Much has been in the news about the role of social media to spark and sustain the revolutions going across the north African/Arabian region. A small irony amidst the bloodshed and tragedy of a tyrant killing his own people is that most Libyans had to revert to overseas 1990s dialup to wield the power of 2010s social media.
Once connected – IF one could connect – Facebook became as much a means to disseminate news to the larger world as it was to reach out to like-minded local activists. In fact, over the last year or so Facebook’s programmers have been developing tools to clarify and simplify the ways Facebook can become a news source. How as FB developed itself to act as a medium to disseminate real news?
Facebook + Media was announced to relatively little fanfare last summer:
Small blogs to major media organizations focus on producing great content and surfacing it to the right people. Facebook Platform offers the ability to supplement this content by making the experience more social — allowing people to discover the content their friends and other readers most recommend and care about.
The sharing of content is, of course, what Facebook does so well. Nevertheless, in its first iteration, FB + Media did not seem to grab imaginations or journalists’ attentions.
But recently those same programmers announced the position of “Journalist Program Manager,” whose job description includes “Lead development of strategic programs and projects which help journalists use Facebook progressively as a reporting and distribution tool – Speak at industry conferences and partner events related to journalism and social media – [and] Counsel individual journalists on how to use Facebook.”
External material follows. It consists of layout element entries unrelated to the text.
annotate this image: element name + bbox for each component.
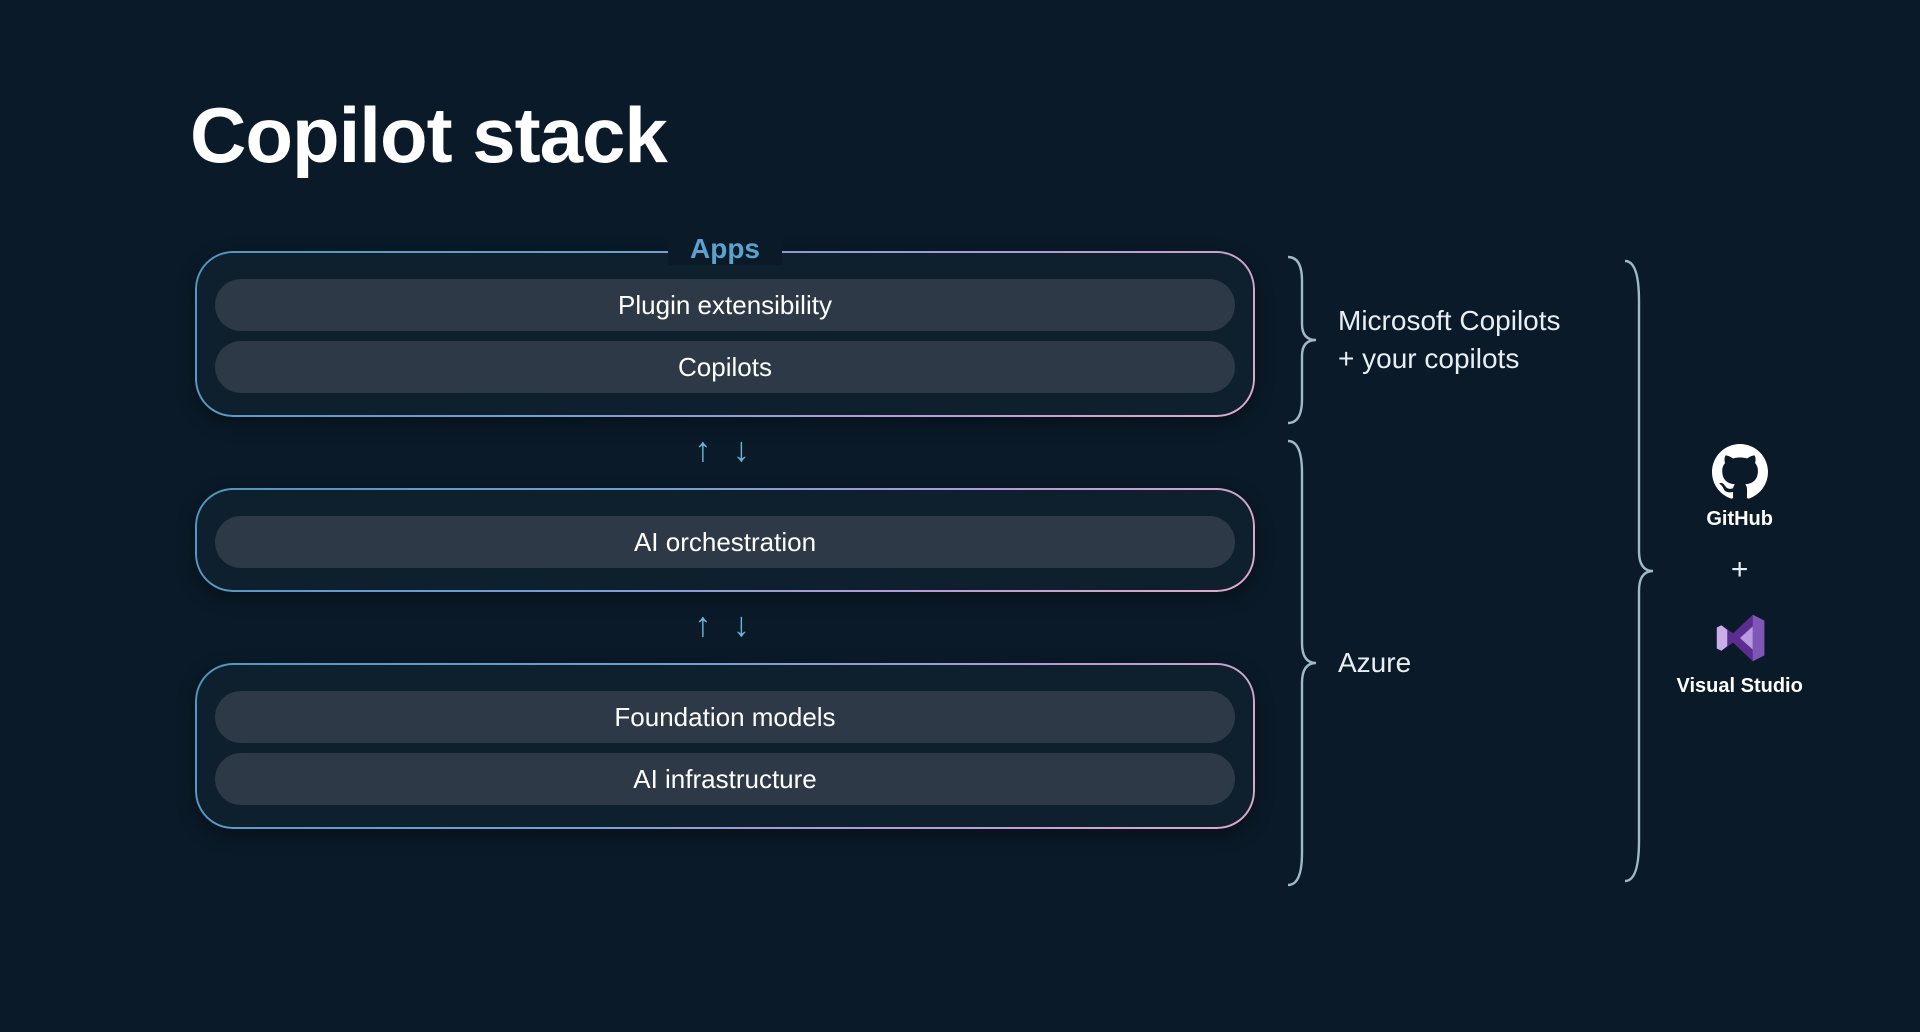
brace-bottom: Azure xyxy=(1284,433,1561,893)
group-apps: Apps Plugin extensibility Copilots xyxy=(195,251,1255,417)
pill-copilots: Copilots xyxy=(215,341,1235,393)
brace-icon xyxy=(1284,433,1318,893)
pill-ai-orchestration: AI orchestration xyxy=(215,516,1235,568)
pill-ai-infrastructure: AI infrastructure xyxy=(215,753,1235,805)
group-orchestration: AI orchestration xyxy=(195,488,1255,592)
slide-canvas: Copilot stack Apps Plugin extensibility … xyxy=(0,0,1920,1032)
arrows-icon: ↑ ↓ xyxy=(694,606,755,645)
brace-top-label: Microsoft Copilots + your copilots xyxy=(1338,302,1561,378)
brace-top-line1: Microsoft Copilots xyxy=(1338,305,1561,336)
tool-github: GitHub xyxy=(1706,444,1773,531)
brace-column: Microsoft Copilots + your copilots Azure xyxy=(1284,251,1561,893)
content-row: Apps Plugin extensibility Copilots ↑ ↓ A… xyxy=(190,251,1920,893)
arrows-icon: ↑ ↓ xyxy=(694,431,755,470)
tool-visual-studio: Visual Studio xyxy=(1677,609,1803,698)
visual-studio-icon xyxy=(1711,609,1769,667)
brace-bottom-label: Azure xyxy=(1338,644,1411,682)
brace-icon xyxy=(1284,251,1318,429)
group-apps-label: Apps xyxy=(668,233,782,265)
stack-column: Apps Plugin extensibility Copilots ↑ ↓ A… xyxy=(190,251,1260,829)
brace-icon xyxy=(1621,251,1655,891)
slide-title: Copilot stack xyxy=(190,90,1920,181)
brace-top-line2: + your copilots xyxy=(1338,343,1519,374)
group-foundation: Foundation models AI infrastructure xyxy=(195,663,1255,829)
tool-github-label: GitHub xyxy=(1706,508,1773,531)
tools-plus: + xyxy=(1731,553,1749,587)
pill-foundation-models: Foundation models xyxy=(215,691,1235,743)
tools-column: GitHub + Visual Studio xyxy=(1621,251,1803,891)
tool-vs-label: Visual Studio xyxy=(1677,675,1803,698)
tools-center: GitHub + Visual Studio xyxy=(1677,444,1803,698)
pill-plugin-extensibility: Plugin extensibility xyxy=(215,279,1235,331)
brace-top: Microsoft Copilots + your copilots xyxy=(1284,251,1561,429)
github-icon xyxy=(1712,444,1768,500)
Perhaps the biggest move in this symbiosis is the move by Rockville Central (Rockville, MD) go entirely to distributing its news via Facebook and other social media on March 1st. The website will be orphaned and all new material will go straight to their FB page.
We don’t know necessarily what that will look like, but we are excited to see it emerge! This is a bold step for us, and, to our knowledge, there are no other Facebook-only hyperlocal community hubs such as ours. It is our next step in trying to blaze a trail.
Rockville Central has likely scooped itself, not to mention the rest of the world of community journalism. Will others follow the Maryland-based outlet?